Last Updated: Wednesday, 17 May 2023, 15:20 GMT

Karadzic Guilty of Genocide

Publisher Institute for War and Peace Reporting
Author Daniella Peled
Publication Date 24 March 2016
Cite as Institute for War and Peace Reporting, Karadzic Guilty of Genocide, 24 March 2016, available at: https://www.refworld.org/docid/56fe1c4e4.html [accessed 18 May 2023]
DisclaimerThis is not a UNHCR publication. UNHCR is not responsible for, nor does it necessarily endorse, its content. Any views expressed are solely those of the author or publisher and do not necessarily reflect those of UNHCR, the United Nations or its Member States.

Former Bosnian Serb leader Radovan Karadzic has been sentenced to 40 years in jail after being found guilty of war crimes including the Srebrenica genocide.

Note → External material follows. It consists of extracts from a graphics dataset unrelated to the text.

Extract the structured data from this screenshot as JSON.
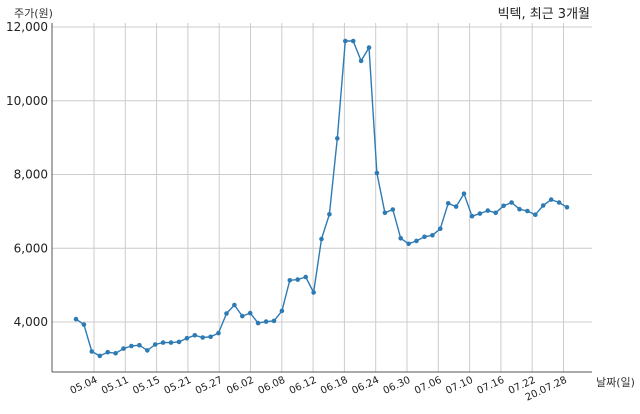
{
  "chart_data": {
    "type": "line",
    "title": "빅텍, 최근 3개월",
    "ylabel": "주가(원)",
    "xlabel": "날짜(일)",
    "ylim": [
      2700,
      12000
    ],
    "y_ticks": [
      4000,
      6000,
      8000,
      10000,
      12000
    ],
    "y_tick_labels": [
      "4,000",
      "6,000",
      "8,000",
      "10,000",
      "12,000"
    ],
    "x_tick_labels": [
      "05.04",
      "05.11",
      "05.15",
      "05.21",
      "05.27",
      "06.02",
      "06.08",
      "06.12",
      "06.18",
      "06.24",
      "06.30",
      "07.06",
      "07.10",
      "07.16",
      "07.22",
      "20.07.28"
    ],
    "grid": true,
    "colors": {
      "line": "#2e7bb4",
      "grid": "#cccccc"
    },
    "series": [
      {
        "values": [
          4080,
          3930,
          3200,
          3080,
          3180,
          3150,
          3280,
          3350,
          3370,
          3230,
          3390,
          3440,
          3440,
          3460,
          3560,
          3640,
          3580,
          3600,
          3700,
          4230,
          4460,
          4160,
          4240,
          3970,
          4010,
          4030,
          4300,
          5130,
          5150,
          5220,
          4800,
          6250,
          6920,
          8980,
          11620,
          11620,
          11080,
          11440,
          8040,
          6960,
          7050,
          6270,
          6120,
          6200,
          6310,
          6350,
          6530,
          7220,
          7130,
          7480,
          6870,
          6940,
          7020,
          6960,
          7150,
          7240,
          7060,
          7010,
          6910,
          7160,
          7320,
          7240,
          7110
        ]
      }
    ]
  }
}
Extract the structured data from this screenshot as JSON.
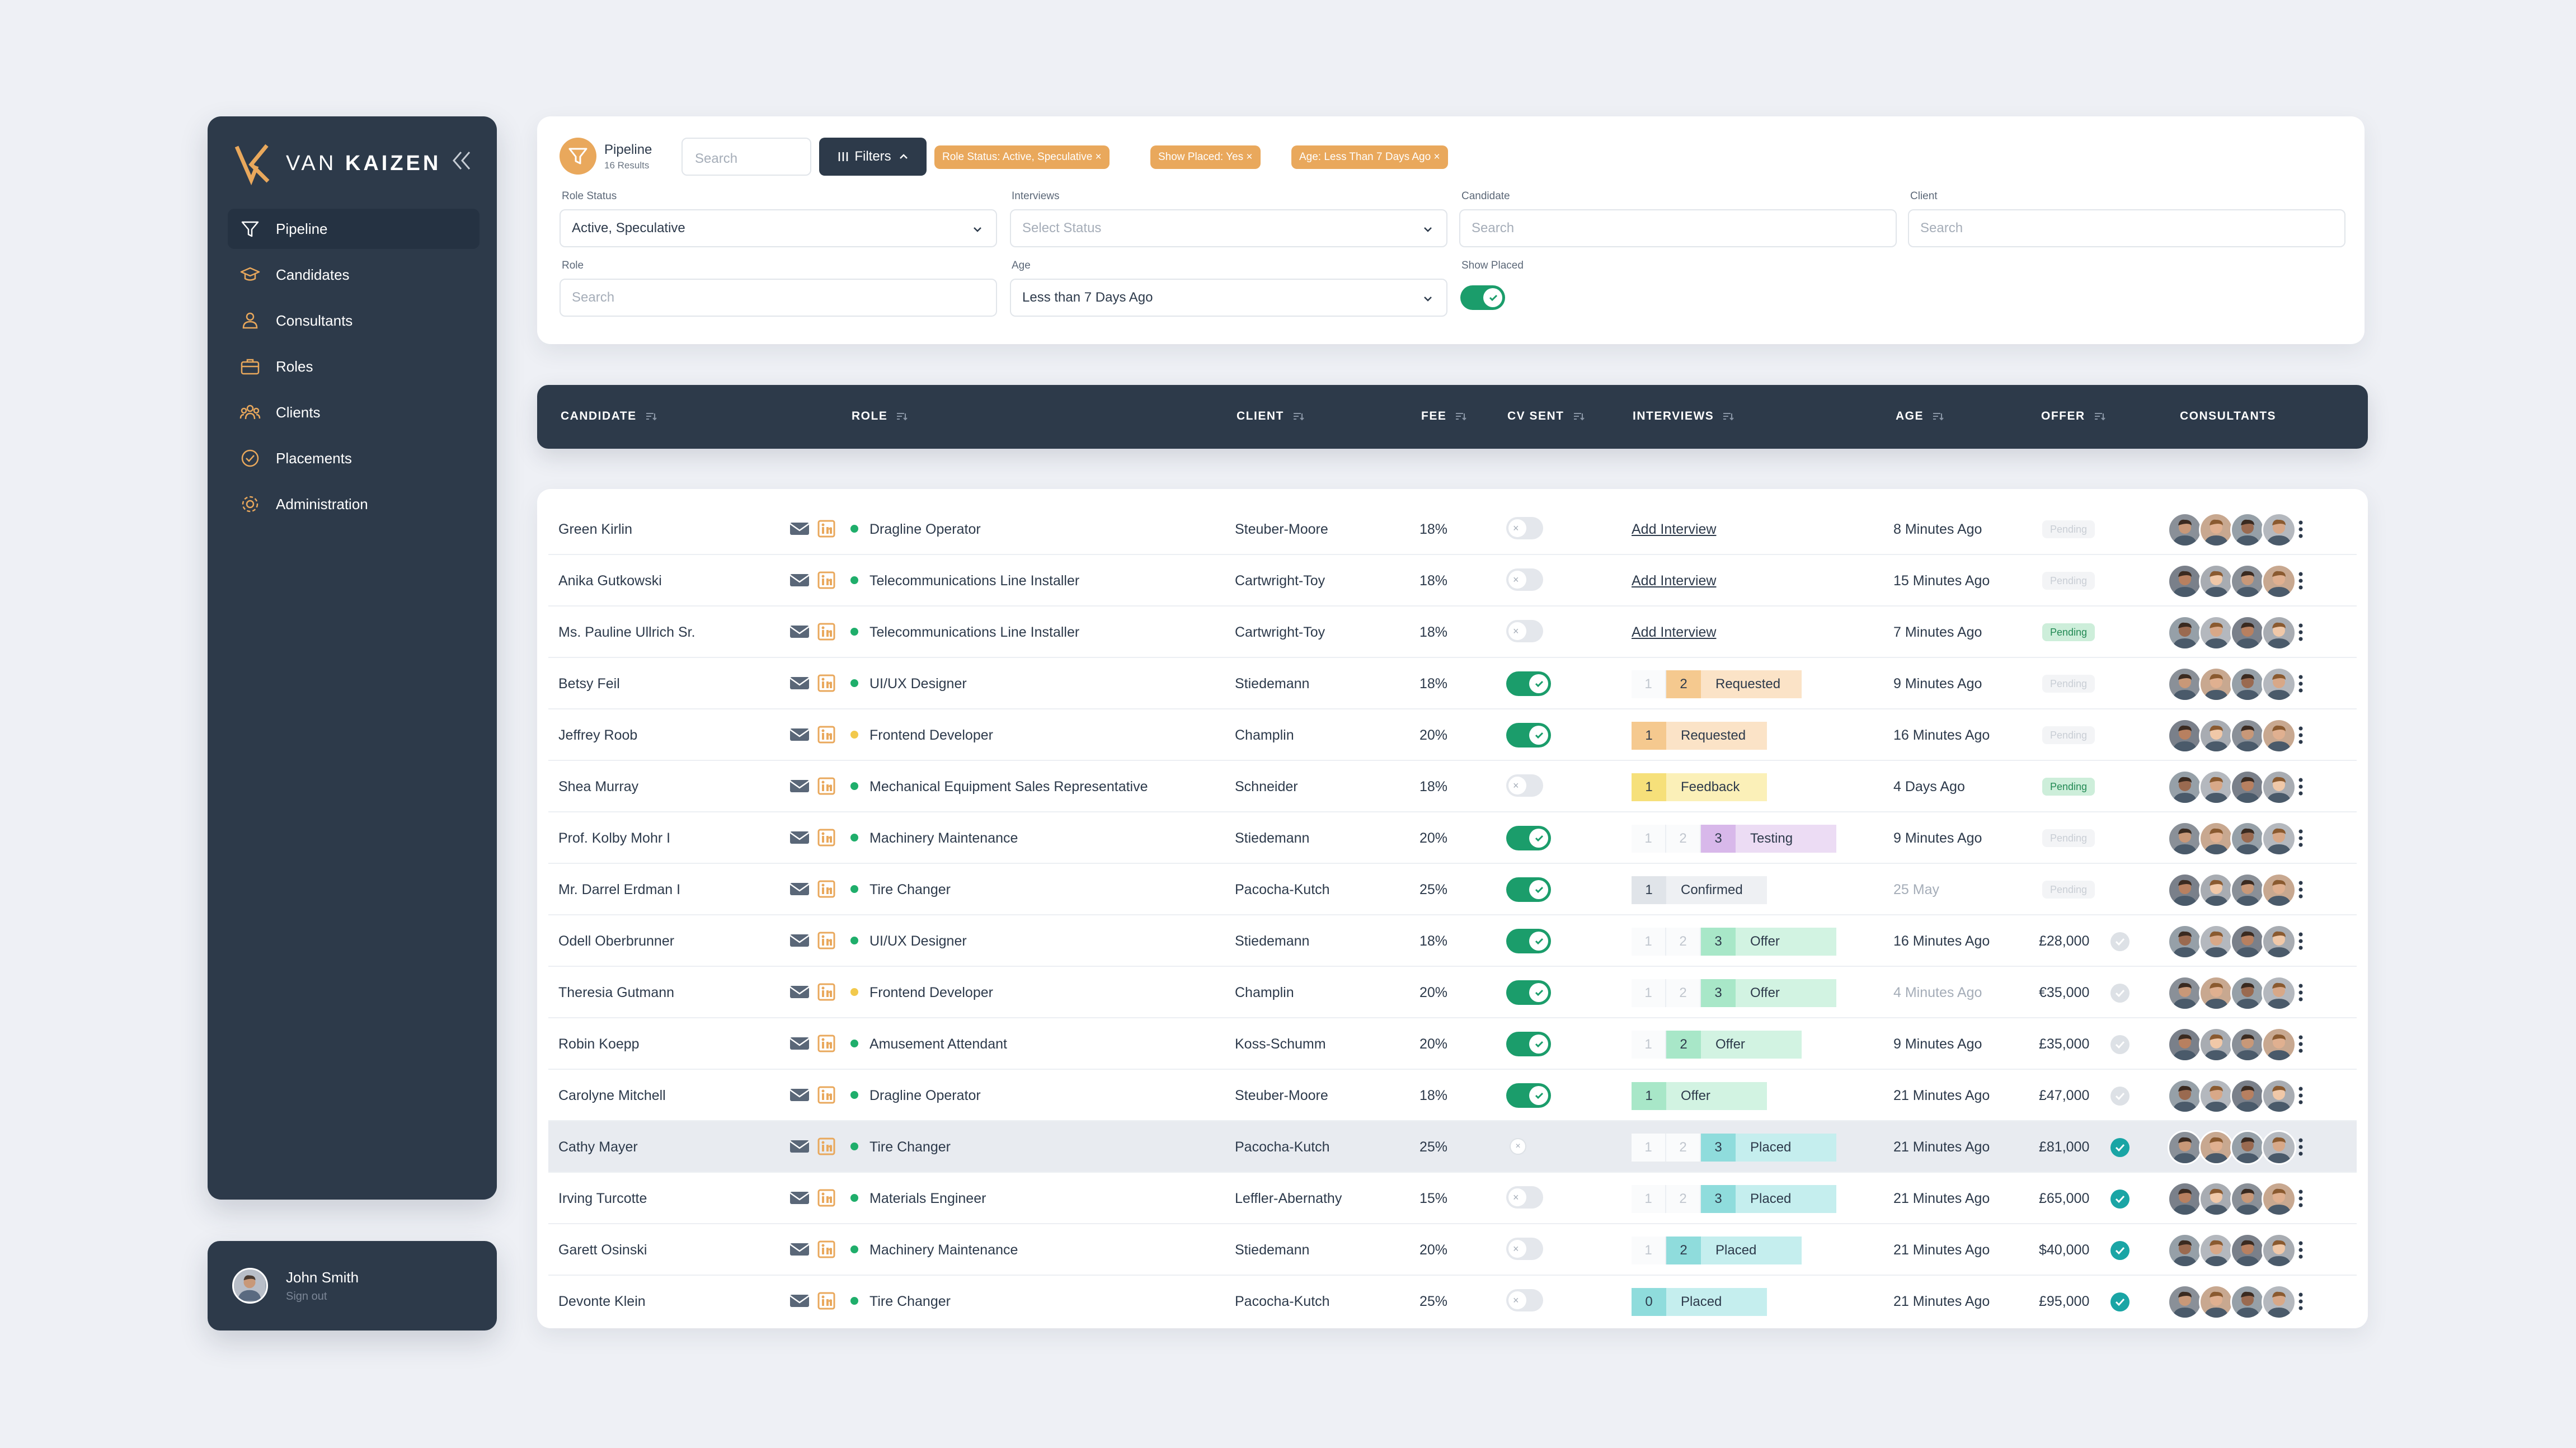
{
  "brand": {
    "name_light": "VAN",
    "name_bold": "KAIZEN"
  },
  "colors": {
    "accent": "#e9a85c",
    "dark": "#2d3a4a",
    "success": "#1fae6b",
    "teal": "#1aa5a5"
  },
  "sidebar": {
    "items": [
      {
        "label": "Pipeline",
        "icon": "filter-icon",
        "active": true
      },
      {
        "label": "Candidates",
        "icon": "graduation-cap-icon"
      },
      {
        "label": "Consultants",
        "icon": "users-icon"
      },
      {
        "label": "Roles",
        "icon": "briefcase-icon"
      },
      {
        "label": "Clients",
        "icon": "group-icon"
      },
      {
        "label": "Placements",
        "icon": "check-circle-icon"
      },
      {
        "label": "Administration",
        "icon": "gear-icon"
      }
    ]
  },
  "user": {
    "name": "John Smith",
    "action": "Sign out"
  },
  "pipeline": {
    "title": "Pipeline",
    "results": "16 Results",
    "search_placeholder": "Search",
    "filters_label": "Filters"
  },
  "chips": [
    "Role Status: Active, Speculative ×",
    "Show Placed: Yes ×",
    "Age: Less Than 7 Days Ago ×"
  ],
  "filters": {
    "role_status": {
      "label": "Role Status",
      "value": "Active, Speculative"
    },
    "interviews": {
      "label": "Interviews",
      "placeholder": "Select Status"
    },
    "candidate": {
      "label": "Candidate",
      "placeholder": "Search"
    },
    "client": {
      "label": "Client",
      "placeholder": "Search"
    },
    "role": {
      "label": "Role",
      "placeholder": "Search"
    },
    "age": {
      "label": "Age",
      "value": "Less than 7 Days Ago"
    },
    "show_placed": {
      "label": "Show Placed",
      "on": true
    }
  },
  "table": {
    "headers": [
      "CANDIDATE",
      "ROLE",
      "CLIENT",
      "FEE",
      "CV SENT",
      "INTERVIEWS",
      "AGE",
      "OFFER",
      "CONSULTANTS"
    ],
    "add_interview": "Add Interview",
    "pending": "Pending",
    "rows": [
      {
        "name": "Green Kirlin",
        "role": "Dragline Operator",
        "dot": "green",
        "client": "Steuber-Moore",
        "fee": "18%",
        "cv": "off",
        "int": {
          "pre": [],
          "n": null,
          "label": null
        },
        "age": "8 Minutes Ago",
        "offer": {
          "type": "pending",
          "on": false
        }
      },
      {
        "name": "Anika Gutkowski",
        "role": "Telecommunications Line Installer",
        "dot": "green",
        "client": "Cartwright-Toy",
        "fee": "18%",
        "cv": "off",
        "int": {
          "pre": [],
          "n": null,
          "label": null
        },
        "age": "15 Minutes Ago",
        "offer": {
          "type": "pending",
          "on": false
        }
      },
      {
        "name": "Ms. Pauline Ullrich Sr.",
        "role": "Telecommunications Line Installer",
        "dot": "green",
        "client": "Cartwright-Toy",
        "fee": "18%",
        "cv": "off",
        "int": {
          "pre": [],
          "n": null,
          "label": null
        },
        "age": "7 Minutes Ago",
        "offer": {
          "type": "pending",
          "on": true
        }
      },
      {
        "name": "Betsy Feil",
        "role": "UI/UX Designer",
        "dot": "green",
        "client": "Stiedemann",
        "fee": "18%",
        "cv": "on",
        "int": {
          "pre": [
            "1"
          ],
          "n": "2",
          "label": "Requested",
          "kind": "requested"
        },
        "age": "9 Minutes Ago",
        "offer": {
          "type": "pending",
          "on": false
        }
      },
      {
        "name": "Jeffrey Roob",
        "role": "Frontend Developer",
        "dot": "yellow",
        "client": "Champlin",
        "fee": "20%",
        "cv": "on",
        "int": {
          "pre": [],
          "n": "1",
          "label": "Requested",
          "kind": "requested"
        },
        "age": "16 Minutes Ago",
        "offer": {
          "type": "pending",
          "on": false
        }
      },
      {
        "name": "Shea Murray",
        "role": "Mechanical Equipment Sales Representative",
        "dot": "green",
        "client": "Schneider",
        "fee": "18%",
        "cv": "off",
        "int": {
          "pre": [],
          "n": "1",
          "label": "Feedback",
          "kind": "feedback"
        },
        "age": "4 Days Ago",
        "offer": {
          "type": "pending",
          "on": true
        }
      },
      {
        "name": "Prof. Kolby Mohr I",
        "role": "Machinery Maintenance",
        "dot": "green",
        "client": "Stiedemann",
        "fee": "20%",
        "cv": "on",
        "int": {
          "pre": [
            "1",
            "2"
          ],
          "n": "3",
          "label": "Testing",
          "kind": "testing"
        },
        "age": "9 Minutes Ago",
        "offer": {
          "type": "pending",
          "on": false
        }
      },
      {
        "name": "Mr. Darrel Erdman I",
        "role": "Tire Changer",
        "dot": "green",
        "client": "Pacocha-Kutch",
        "fee": "25%",
        "cv": "on",
        "int": {
          "pre": [],
          "n": "1",
          "label": "Confirmed",
          "kind": "confirmed"
        },
        "age": "25 May",
        "age_muted": true,
        "offer": {
          "type": "pending",
          "on": false
        }
      },
      {
        "name": "Odell Oberbrunner",
        "role": "UI/UX Designer",
        "dot": "green",
        "client": "Stiedemann",
        "fee": "18%",
        "cv": "on",
        "int": {
          "pre": [
            "1",
            "2"
          ],
          "n": "3",
          "label": "Offer",
          "kind": "offer"
        },
        "age": "16 Minutes Ago",
        "offer": {
          "type": "amount",
          "value": "£28,000",
          "done": false
        }
      },
      {
        "name": "Theresia Gutmann",
        "role": "Frontend Developer",
        "dot": "yellow",
        "client": "Champlin",
        "fee": "20%",
        "cv": "on",
        "int": {
          "pre": [
            "1",
            "2"
          ],
          "n": "3",
          "label": "Offer",
          "kind": "offer"
        },
        "age": "4 Minutes Ago",
        "age_muted": true,
        "offer": {
          "type": "amount",
          "value": "€35,000",
          "done": false
        }
      },
      {
        "name": "Robin Koepp",
        "role": "Amusement Attendant",
        "dot": "green",
        "client": "Koss-Schumm",
        "fee": "20%",
        "cv": "on",
        "int": {
          "pre": [
            "1"
          ],
          "n": "2",
          "label": "Offer",
          "kind": "offer"
        },
        "age": "9 Minutes Ago",
        "offer": {
          "type": "amount",
          "value": "£35,000",
          "done": false
        }
      },
      {
        "name": "Carolyne Mitchell",
        "role": "Dragline Operator",
        "dot": "green",
        "client": "Steuber-Moore",
        "fee": "18%",
        "cv": "on",
        "int": {
          "pre": [],
          "n": "1",
          "label": "Offer",
          "kind": "offer"
        },
        "age": "21 Minutes Ago",
        "offer": {
          "type": "amount",
          "value": "£47,000",
          "done": false
        }
      },
      {
        "name": "Cathy Mayer",
        "role": "Tire Changer",
        "dot": "green",
        "client": "Pacocha-Kutch",
        "fee": "25%",
        "cv": "x",
        "highlight": true,
        "int": {
          "pre": [
            "1",
            "2"
          ],
          "n": "3",
          "label": "Placed",
          "kind": "placed"
        },
        "age": "21 Minutes Ago",
        "offer": {
          "type": "amount",
          "value": "£81,000",
          "done": true
        }
      },
      {
        "name": "Irving Turcotte",
        "role": "Materials Engineer",
        "dot": "green",
        "client": "Leffler-Abernathy",
        "fee": "15%",
        "cv": "off",
        "int": {
          "pre": [
            "1",
            "2"
          ],
          "n": "3",
          "label": "Placed",
          "kind": "placed"
        },
        "age": "21 Minutes Ago",
        "offer": {
          "type": "amount",
          "value": "£65,000",
          "done": true
        }
      },
      {
        "name": "Garett Osinski",
        "role": "Machinery Maintenance",
        "dot": "green",
        "client": "Stiedemann",
        "fee": "20%",
        "cv": "off",
        "int": {
          "pre": [
            "1"
          ],
          "n": "2",
          "label": "Placed",
          "kind": "placed"
        },
        "age": "21 Minutes Ago",
        "offer": {
          "type": "amount",
          "value": "$40,000",
          "done": true
        }
      },
      {
        "name": "Devonte Klein",
        "role": "Tire Changer",
        "dot": "green",
        "client": "Pacocha-Kutch",
        "fee": "25%",
        "cv": "off",
        "int": {
          "pre": [],
          "n": "0",
          "label": "Placed",
          "kind": "placed"
        },
        "age": "21 Minutes Ago",
        "offer": {
          "type": "amount",
          "value": "£95,000",
          "done": true
        }
      }
    ]
  }
}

ICTY judges handed down the sentence this week after convicting the 70-year-old on 10 of the 11 counts against him.

Following the verdict, the tribunal's chief prosecutor Serge Brammertz said, "Moments like this should also remind us that in innumerable conflicts around the world today, millions of victims are now waiting for their own justice. This judgement shows that it is possible to deliver it."

Karadzic was arrested in July 2008 after 13 years on the run and transferred to The Hague shortly afterwards. The five-year trial ended in October 2014.

He was accused of planning and overseeing the 44-month siege of Sarajevo that left nearly 12,000 people dead, as well as the massacre of more than 7,000 men and boys at Srebrenica in July 1995.

Prosecutors had also alleged that, as president of the self-declared Republika Srpska (RS) from 1992 to 1996, he was responsible for crimes that "contributed to achieving the objective of the permanent removal of Bosnian Muslims and Bosnian Croats from Bosnian Serb-claimed territory".

Finding him guilty of genocide in Srebrenica, Presiding Judge O-Gon Kwon said that Karadzic was the only person within the RS who had had "the power to intervene to prevent the Bosnian Muslim males from being killed".

However, he cleared him of responsibility for genocide in other areas municipalities where Croats and Bosnians were driven out.

Karadzic, who represented himself throughout his trial, has always maintained his innocence and insisted that his actions were only ever intended to protect his own people.